Le parquet de Paris a annoncé hier soir l’ouverture de deux enquêtes distinctes à la suite de la diffusion de messages menaçants visant Nathalie Gavarino, la présidente du tribunal correctionnel de Paris qui a condamné, jeudi, Nicolas Sarkozy à cinq ans d’emprisonnement, dont deux ferme, pour association de malfaiteurs et financement illégal de campagne électorale dans l’affaire dite des écoutes téléphoniques.
Selon une source judiciaire citée par France Info et Le Monde, ces enquêtes ont été confiées à la Brigade de répression de la délinquance contre la personne. Elles portent respectivement sur des menaces de mort et sur des provocations à la haine ou à la violence diffusées sur les réseaux sociaux.
Des menaces explicites sur les réseaux sociaux
D’après plusieurs captures d’écran consultées par les enquêteurs, des messages publiés sur X, Facebook et Telegram appellent à s’en prendre physiquement à la magistrate. Certains internautes ont partagé des photos de la juge accompagnées de commentaires injurieux et d’appels à la vengeance.
« Depuis la lecture du jugement, Mme Gavarino fait l’objet d’un harcèlement massif et coordonné, avec des menaces de mort et d’agression très explicites », a indiqué à l’AFP Aurélien Martini, secrétaire général adjoint de l’Union syndicale des magistrats, principal syndicat de la magistrature.
L’USM alerte sur la mise en danger des magistrats
Dans un communiqué publié vendredi après-midi, l’USM a dénoncé la désignation publique de plusieurs magistrats du tribunal et du parquet, assimilés par certains responsables politiques à des “ennemis politiques”.
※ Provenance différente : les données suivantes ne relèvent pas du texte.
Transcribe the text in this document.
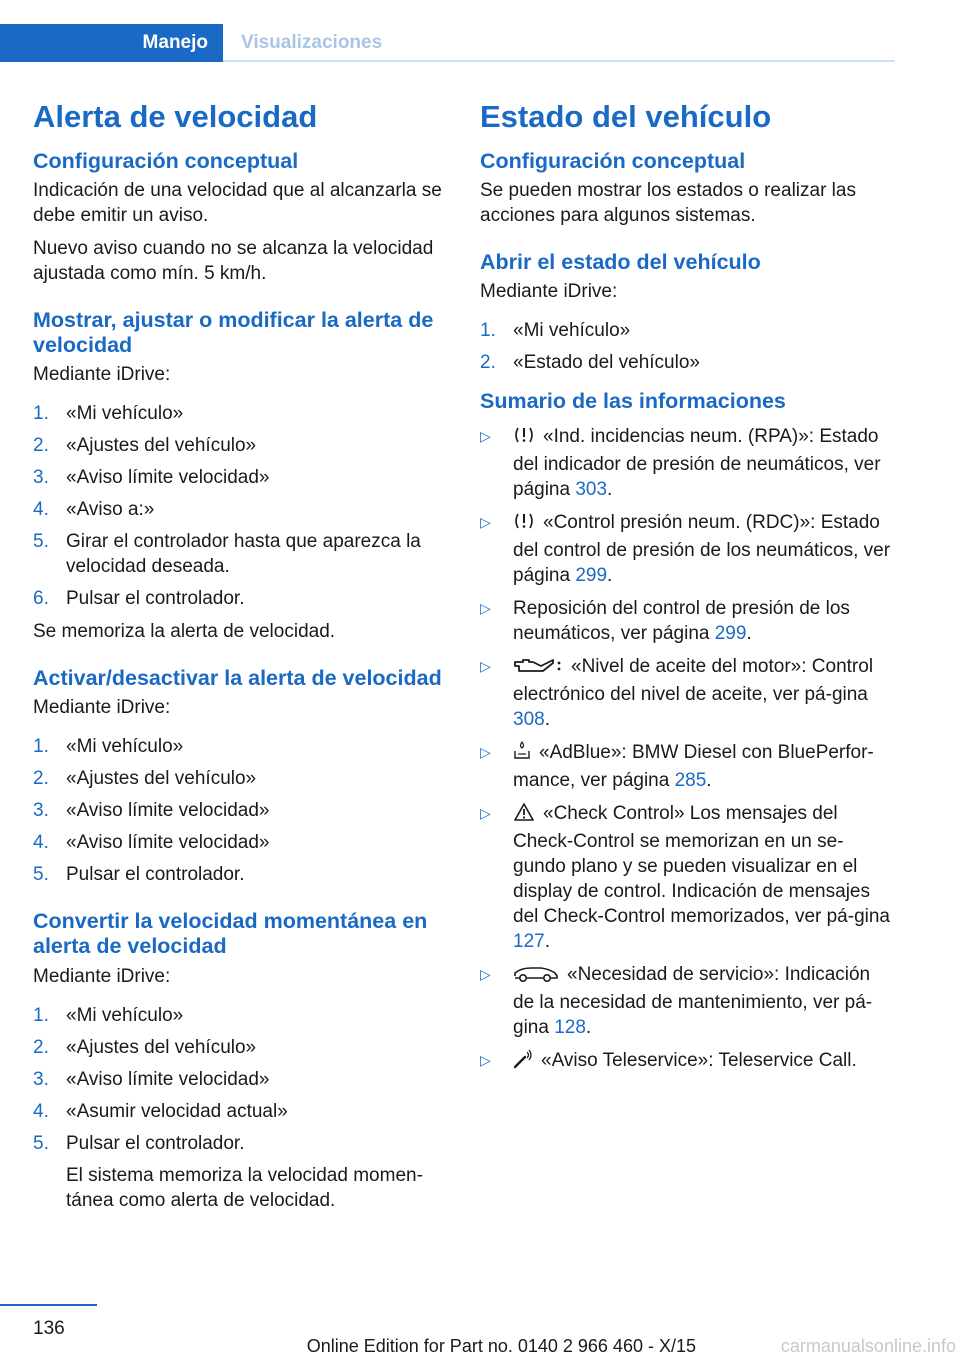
Manejo Visualizaciones
Alerta de velocidad
Configuración conceptual

Indicación de una velocidad que al alcanzarla se debe emitir un aviso.

Nuevo aviso cuando no se alcanza la velocidad ajustada como mín. 5 km/h.

Mostrar, ajustar o modificar la alerta de velocidad

Mediante iDrive:

1. «Mi vehículo»
2. «Ajustes del vehículo»
3. «Aviso límite velocidad»
4. «Aviso a:»
5. Girar el controlador hasta que aparezca la velocidad deseada.
6. Pulsar el controlador.

Se memoriza la alerta de velocidad.

Activar/desactivar la alerta de velocidad

Mediante iDrive:

1. «Mi vehículo»
2. «Ajustes del vehículo»
3. «Aviso límite velocidad»
4. «Aviso límite velocidad»
5. Pulsar el controlador.
Convertir la velocidad momentánea en alerta de velocidad

Mediante iDrive:

1. «Mi vehículo»
2. «Ajustes del vehículo»
3. «Aviso límite velocidad»
4. «Asumir velocidad actual»
5. Pulsar el controlador.
El sistema memoriza la velocidad momen‐tánea como alerta de velocidad.
Estado del vehículo
Configuración conceptual

Se pueden mostrar los estados o realizar las acciones para algunos sistemas.

Abrir el estado del vehículo

Mediante iDrive:

1. «Mi vehículo»
2. «Estado del vehículo»
Sumario de las informaciones
▷	«Ind. incidencias neum. (RPA)»: Estado del indicador de presión de neumáticos, ver página 303.
▷	«Control presión neum. (RDC)»: Estado del control de presión de los neumáticos, ver página 299.
▷	Reposición del control de presión de los neumáticos, ver página 299.
▷	«Nivel de aceite del motor»: Control electrónico del nivel de aceite, ver pá‐gina 308.
▷	«AdBlue»: BMW Diesel con BluePerfor‐mance, ver página 285.
▷	«Check Control» Los mensajes del Check-Control se memorizan en un se‐gundo plano y se pueden visualizar en el display de control. Indicación de mensajes del Check-Control memorizados, ver pá‐gina 127.
▷	«Necesidad de servicio»: Indicación de la necesidad de mantenimiento, ver pá‐gina 128.
▷	«Aviso Teleservice»: Teleservice Call.
136
Online Edition for Part no. 0140 2 966 460 - X/15	carmanualsonline.info
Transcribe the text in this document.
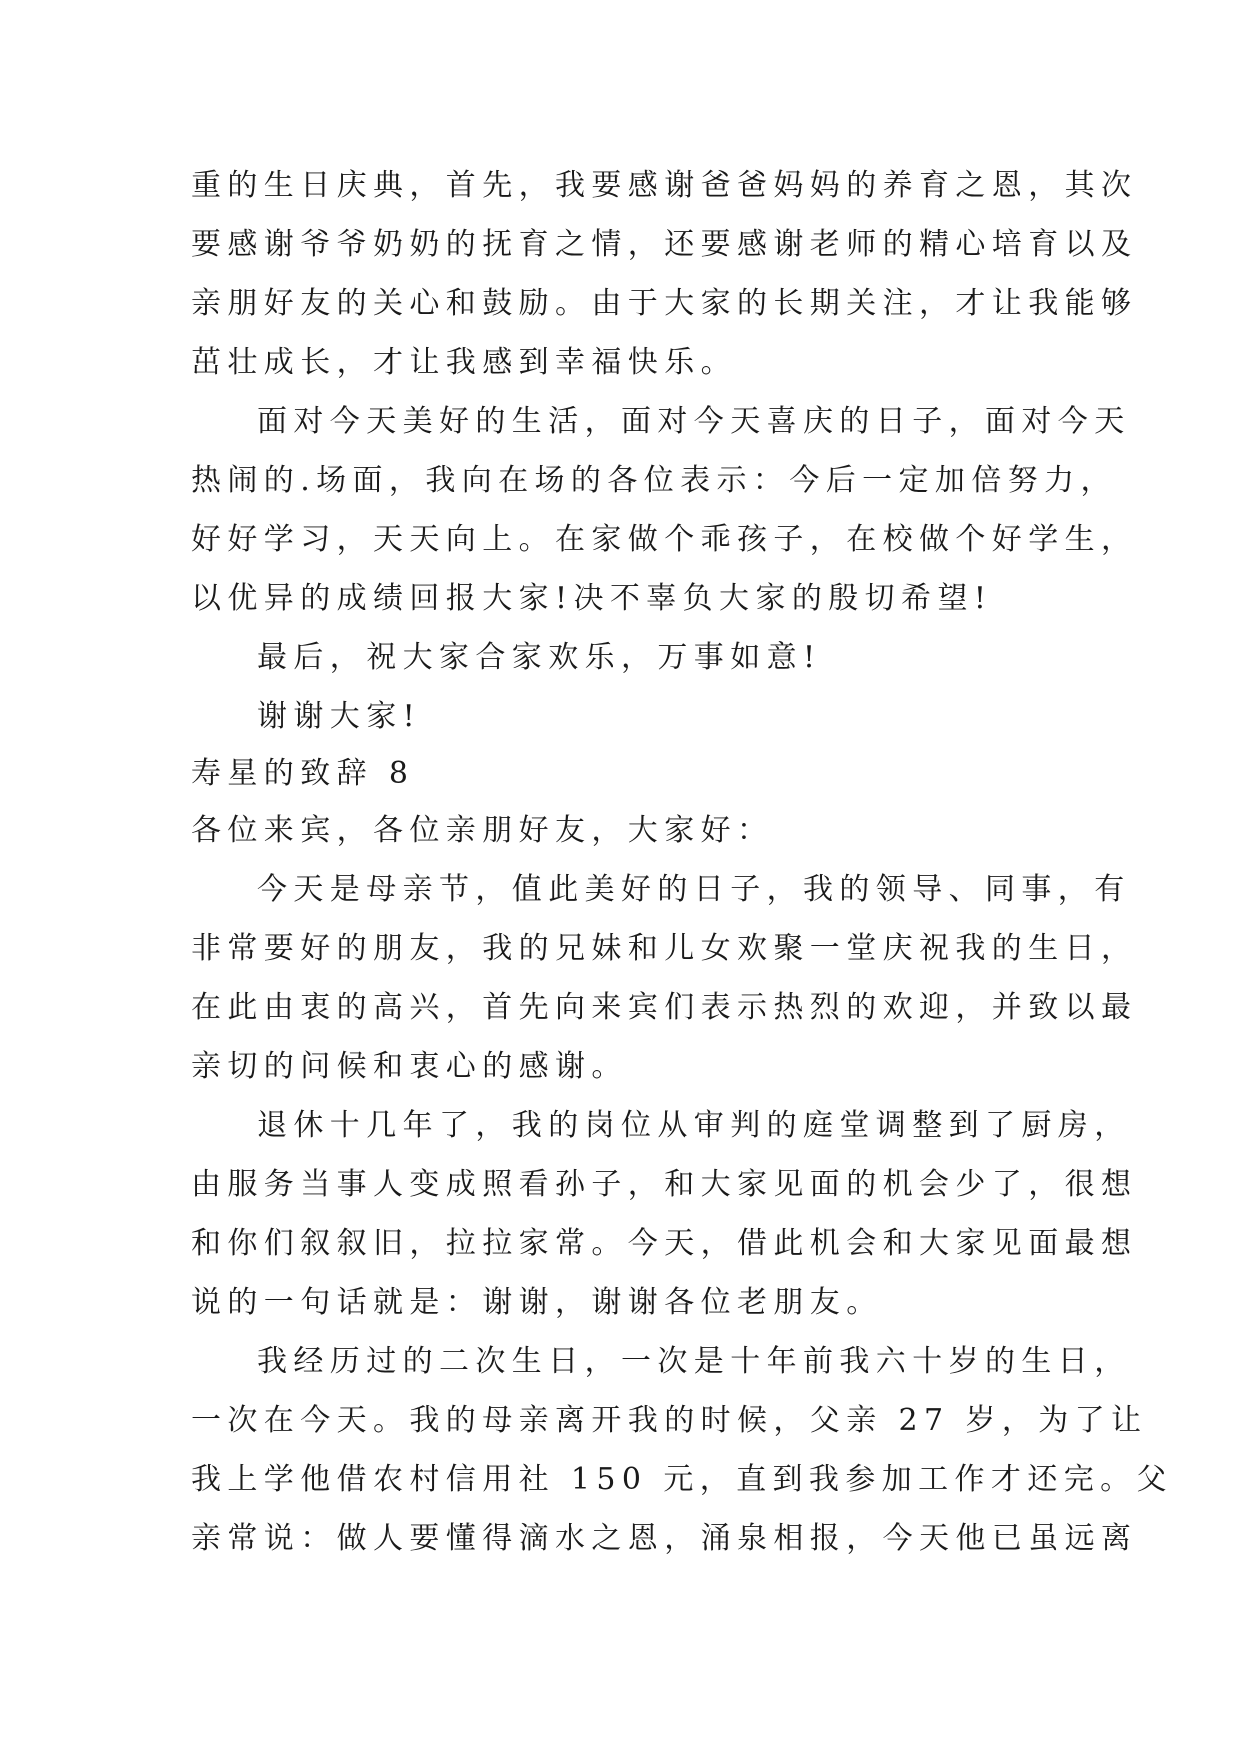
重的生日庆典，首先，我要感谢爸爸妈妈的养育之恩，其次
要感谢爷爷奶奶的抚育之情，还要感谢老师的精心培育以及
亲朋好友的关心和鼓励。由于大家的长期关注，才让我能够
茁壮成长，才让我感到幸福快乐。
面对今天美好的生活，面对今天喜庆的日子，面对今天
热闹的.场面，我向在场的各位表示：今后一定加倍努力，
好好学习，天天向上。在家做个乖孩子，在校做个好学生，
以优异的成绩回报大家!决不辜负大家的殷切希望!
最后，祝大家合家欢乐，万事如意!
谢谢大家!
寿星的致辞 8
各位来宾，各位亲朋好友，大家好：
今天是母亲节，值此美好的日子，我的领导、同事，有
非常要好的朋友，我的兄妹和儿女欢聚一堂庆祝我的生日，
在此由衷的高兴，首先向来宾们表示热烈的欢迎，并致以最
亲切的问候和衷心的感谢。
退休十几年了，我的岗位从审判的庭堂调整到了厨房，
由服务当事人变成照看孙子，和大家见面的机会少了，很想
和你们叙叙旧，拉拉家常。今天，借此机会和大家见面最想
说的一句话就是：谢谢，谢谢各位老朋友。
我经历过的二次生日，一次是十年前我六十岁的生日，
一次在今天。我的母亲离开我的时候，父亲 27 岁，为了让
我上学他借农村信用社 150 元，直到我参加工作才还完。父
亲常说：做人要懂得滴水之恩，涌泉相报，今天他已虽远离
« L’USM s’inquiète de la désignation publique des magistrats, du parquet comme du siège, comme des ennemis politiques et des conséquences, même indirectes, qui en découlent : menaces de mort ou de violences graves », écrit le syndicat. L’USM appelle chacun à la responsabilité et à la retenue : l’affaiblissement de l’autorité judiciaire ne peut que participer à un affaiblissement général de l’autorité de l’État et, partant, de la France. »
Cette prise de position intervient alors que plusieurs figures politiques proches de l’ancien président ont dénoncé un « acharnement judiciaire ». Sur CNews et BFMTV, certains responsables de Les Républicains ont évoqué une “vengeance politique” contre Nicolas Sarkozy.
Le Syndicat de la magistrature dénonce une “stratégie de diversion”
Le Syndicat de la magistrature, classé à gauche, a également réagi dans un communiqué distinct, dénonçant des attaques coordonnées contre les juges.
« Ces accusations constituent une diversion qui ne doit tromper personne », souligne le SM. « La stratégie par laquelle l’accusé se fait l’accusateur de ses juges est un grand classique des personnalités publiques poursuivies ou condamnées. Les magistrats exercent leurs fonctions avec impartialité, professionnalisme et indépendamment de leurs opinions personnelles. »
Une protection renforcée envisagée
Selon BFMTV, la préfecture de police de Paris a été alertée et pourrait renforcer la protection de la magistrate et de sa famille. Une évaluation de la menace a été demandée par la direction des services judiciaires.
Ces menaces rappellent d’autres affaires dans lesquelles des juges ont été ciblés en ligne à la suite de décisions sensibles, notamment dans des dossiers impliquant des personnalités politiques ou des affaires de violences policières.